Ce texte est paru dans Libération le 24 janvier 2007
Face à l’intérêt actuel sur le bourreau, il faut essayer de comprendre ce qui fit l’humiliation française.
De Gaulle se fût satisfait d’une condamnation morale de Pétain, l’assignant à résidence; son désaveu du vichysme était assez clair depuis le 18 juin. Les juges du maréchal furent moins cléments, peut-être par souci d’afficher le leur? Ils prononcèrent la condamnation à mort. Les résistants, lors du procès Papon, dirent la difficulté de comprendre la grisaille de ces années, et donc de juger de façon équitable; mais la société avait entre-temps pris la mesure du forfait perpétré contre les Juifs. La notion de crime contre l’humanité, imprescriptible, avait pris consistance; la honte française d’avoir prêté main-forte l’emporta sur l’argument d’anachronisme. Une déclaration du président Chirac, lors d’un anniversaire de la rafle du Vél d’Hiv, voulut apurer la relation française au passé vichyste, considérant une collaboration d’Etat avec le régime nazi : elle heurta les résistants, qui s’étaient battus pour la rendre inconcevable. Et le passé n’en fut pas apuré : les procès intentés à la SNCF témoignent que la plaie n’est pas refermée. Ils reposent sur des arguments juridiques ténus, laissant transparaître l’enjeu souterrain: l’humiliation est au cœur des griefs dont il est demandé réparation. Comment ne pas compatir à ceux dont les parents furent emmenés à l’abattoir comme du bétail ?

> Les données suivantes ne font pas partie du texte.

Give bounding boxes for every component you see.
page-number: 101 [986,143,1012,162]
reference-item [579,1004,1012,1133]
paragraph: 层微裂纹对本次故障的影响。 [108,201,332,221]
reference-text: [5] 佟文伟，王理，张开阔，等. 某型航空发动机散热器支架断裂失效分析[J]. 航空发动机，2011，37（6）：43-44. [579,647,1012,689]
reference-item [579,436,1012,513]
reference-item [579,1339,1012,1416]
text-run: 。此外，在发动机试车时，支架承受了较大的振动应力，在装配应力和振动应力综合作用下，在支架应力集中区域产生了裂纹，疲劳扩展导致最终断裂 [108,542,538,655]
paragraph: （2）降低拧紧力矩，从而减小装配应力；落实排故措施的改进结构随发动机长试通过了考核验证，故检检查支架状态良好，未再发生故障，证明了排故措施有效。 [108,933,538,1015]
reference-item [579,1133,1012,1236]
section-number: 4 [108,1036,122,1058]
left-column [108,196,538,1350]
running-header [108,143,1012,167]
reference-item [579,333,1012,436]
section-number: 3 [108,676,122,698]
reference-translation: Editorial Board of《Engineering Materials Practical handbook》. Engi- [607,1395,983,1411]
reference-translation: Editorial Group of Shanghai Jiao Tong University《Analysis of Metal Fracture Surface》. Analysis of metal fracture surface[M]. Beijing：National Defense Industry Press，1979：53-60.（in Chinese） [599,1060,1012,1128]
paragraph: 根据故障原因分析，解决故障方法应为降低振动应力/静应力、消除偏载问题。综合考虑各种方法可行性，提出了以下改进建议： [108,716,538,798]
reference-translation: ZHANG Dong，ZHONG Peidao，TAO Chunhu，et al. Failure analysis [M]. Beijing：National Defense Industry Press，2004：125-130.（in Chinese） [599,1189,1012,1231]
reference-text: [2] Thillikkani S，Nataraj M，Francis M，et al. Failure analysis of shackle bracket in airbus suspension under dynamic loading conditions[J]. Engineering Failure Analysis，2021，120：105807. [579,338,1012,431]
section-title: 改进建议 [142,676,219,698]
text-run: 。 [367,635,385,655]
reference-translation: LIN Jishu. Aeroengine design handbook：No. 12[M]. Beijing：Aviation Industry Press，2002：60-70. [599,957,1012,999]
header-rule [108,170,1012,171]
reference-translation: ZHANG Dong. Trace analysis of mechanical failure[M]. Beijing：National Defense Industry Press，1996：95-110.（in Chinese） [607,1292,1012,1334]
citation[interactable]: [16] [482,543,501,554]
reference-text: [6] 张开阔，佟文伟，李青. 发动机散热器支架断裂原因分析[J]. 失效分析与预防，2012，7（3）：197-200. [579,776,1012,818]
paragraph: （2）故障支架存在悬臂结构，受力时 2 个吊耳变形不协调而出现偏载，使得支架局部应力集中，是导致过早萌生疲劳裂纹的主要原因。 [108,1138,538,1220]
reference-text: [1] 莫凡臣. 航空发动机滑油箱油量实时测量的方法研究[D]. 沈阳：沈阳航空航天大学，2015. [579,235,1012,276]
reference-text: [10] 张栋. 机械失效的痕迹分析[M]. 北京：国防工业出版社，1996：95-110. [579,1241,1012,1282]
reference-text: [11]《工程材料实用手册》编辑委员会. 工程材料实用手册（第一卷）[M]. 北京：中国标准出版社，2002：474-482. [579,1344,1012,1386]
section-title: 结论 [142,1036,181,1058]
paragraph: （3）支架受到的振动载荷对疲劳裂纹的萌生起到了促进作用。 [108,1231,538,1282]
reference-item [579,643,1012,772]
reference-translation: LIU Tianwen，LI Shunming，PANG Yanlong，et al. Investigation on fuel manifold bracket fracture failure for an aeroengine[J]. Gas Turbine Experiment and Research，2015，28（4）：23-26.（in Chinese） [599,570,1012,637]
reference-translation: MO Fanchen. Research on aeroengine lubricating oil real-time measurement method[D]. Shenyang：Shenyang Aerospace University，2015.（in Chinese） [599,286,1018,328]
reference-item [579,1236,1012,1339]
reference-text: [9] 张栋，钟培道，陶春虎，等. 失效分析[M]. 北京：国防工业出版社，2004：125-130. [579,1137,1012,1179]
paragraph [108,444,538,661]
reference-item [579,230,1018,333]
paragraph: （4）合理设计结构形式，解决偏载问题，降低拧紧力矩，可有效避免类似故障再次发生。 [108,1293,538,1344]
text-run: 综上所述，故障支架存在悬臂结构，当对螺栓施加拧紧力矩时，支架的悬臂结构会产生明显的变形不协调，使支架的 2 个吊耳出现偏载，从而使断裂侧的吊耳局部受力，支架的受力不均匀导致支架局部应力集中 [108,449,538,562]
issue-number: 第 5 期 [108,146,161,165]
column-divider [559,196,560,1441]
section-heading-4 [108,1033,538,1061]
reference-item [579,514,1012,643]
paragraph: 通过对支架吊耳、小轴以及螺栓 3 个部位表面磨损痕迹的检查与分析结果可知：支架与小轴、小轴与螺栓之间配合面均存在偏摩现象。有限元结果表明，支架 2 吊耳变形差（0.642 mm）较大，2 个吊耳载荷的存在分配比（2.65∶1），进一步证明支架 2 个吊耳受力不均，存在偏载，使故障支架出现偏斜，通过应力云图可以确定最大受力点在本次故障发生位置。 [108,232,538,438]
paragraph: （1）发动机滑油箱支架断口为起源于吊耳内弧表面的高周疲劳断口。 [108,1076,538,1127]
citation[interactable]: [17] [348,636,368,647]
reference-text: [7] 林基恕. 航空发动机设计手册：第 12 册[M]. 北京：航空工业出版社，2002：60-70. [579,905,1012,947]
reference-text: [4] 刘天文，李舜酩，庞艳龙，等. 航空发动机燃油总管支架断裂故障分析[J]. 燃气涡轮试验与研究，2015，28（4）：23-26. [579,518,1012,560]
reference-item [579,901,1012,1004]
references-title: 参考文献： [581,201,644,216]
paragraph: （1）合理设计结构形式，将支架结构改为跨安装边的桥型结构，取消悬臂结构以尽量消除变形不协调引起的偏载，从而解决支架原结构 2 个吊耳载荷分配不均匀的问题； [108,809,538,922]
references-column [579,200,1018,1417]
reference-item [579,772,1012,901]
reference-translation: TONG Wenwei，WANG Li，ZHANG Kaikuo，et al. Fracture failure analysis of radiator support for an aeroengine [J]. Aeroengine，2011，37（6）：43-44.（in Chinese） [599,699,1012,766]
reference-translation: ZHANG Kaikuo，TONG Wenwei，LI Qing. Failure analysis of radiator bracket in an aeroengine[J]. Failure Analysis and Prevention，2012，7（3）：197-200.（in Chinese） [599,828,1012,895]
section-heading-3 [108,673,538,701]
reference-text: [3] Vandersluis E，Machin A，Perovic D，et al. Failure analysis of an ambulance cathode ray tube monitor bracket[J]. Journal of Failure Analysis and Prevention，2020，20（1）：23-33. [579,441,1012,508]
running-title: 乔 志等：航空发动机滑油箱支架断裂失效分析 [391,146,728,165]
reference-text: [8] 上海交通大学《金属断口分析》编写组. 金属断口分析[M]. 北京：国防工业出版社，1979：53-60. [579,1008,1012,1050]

Or on peut remarquer que surgit une interrogation contemporaine sur le bourreau : roman de rentrée, magazines, émissions de radio et débats télévisés, tous s’interrogent sur ce qui anime le bourreau. La réponse est pourtant connue : un désir d’humilier, cherchant à purger un sentiment personnel d’humiliation en le faisant subir à autrui. Les Allemands, humiliés par 1919, devinrent de grands bourreaux, s’abritant derrière l’idéologie. Les Français furent humiliés en 1940, certains devinrent de petits bourreaux, s’engouffrant dans ce que l’on appelle en psychologie l’identification à l’agresseur : soumis à l’occupant, ils précédèrent ses attentes. Tout cela n’est pas grandiose ; mais la vie d’âme, celle des individus comme des peuples, n’est pas faite que de grandiose.
L’explication ne vaut pas acceptation ; la compréhension n’est pas l’excuse. La honte de ce qui s’est passé alors, et qui vit des gendarmes, sur ordre, séparer des enfants de leur mère, demeure une plaie à vif qui hante toute conscience française. Mais les prétentions de la justice à soulager la blessure des enfants de déportés pourraient, par un effet détourné, favoriser la résurgence d’une fascination pour le bourreau. En décidant d’une réparation matérielle (payable par la SNCF, donc par chacun), la justice modifie la dette morale de tout Français à l’égard de la communauté juive, et des déportés en général. Chacun portait en conscience la faute indicible, «irréparable» ; la justice en fait un délit, non certes perpétré par chacun, mais au nom de tous. Le risque est alors que l’intérêt pour le nazi ne soit que le retour du refoulé de la conscience collective et ne tourne à la fascination nauséabonde.
La seule solution pour l’empêcher, c’est d’exorciser le problème à sa racine : non pas ressasser les méfaits, aussi horrifiants aient-ils été, mais comprendre ce qui fit l’humiliation française, et sa soumission au forfait programmé. Comment la France, si digne durant l’entre-deux-guerres, en particulier vis-à-vis de la République espagnole, sombra-t-elle, au point de se ployer aux idéaux totalitaires ? Cette soumission est d’autant plus amère que l’Angleterre, ambiguë dans le même temps (passivité face au franquisme, appeasement vis-à-vis de l’Allemagne), sut se ressaisir et sortit de la guerre la tête haute. Il y a là pour les Français une page tragique ; l’assumer, c’est tirer les leçons de ce qui fit la résignation, alors que la France n’avait pas, comme le rappelait De Gaulle, tiré toutes ses cartouches. C’est dans l’état du lien social d’alors qu’il faut chercher une réflexion utile pour celui d’aujourd’hui.
Christian Flavigny est psychanalyste (hôpital la Salpêtrière) et pédo-psychiatre (hôpital de Ville-Evrard) Dernier ouvrage paru: Parents d’aujourd’hui, enfant de toujours, Armand Colin, 2006.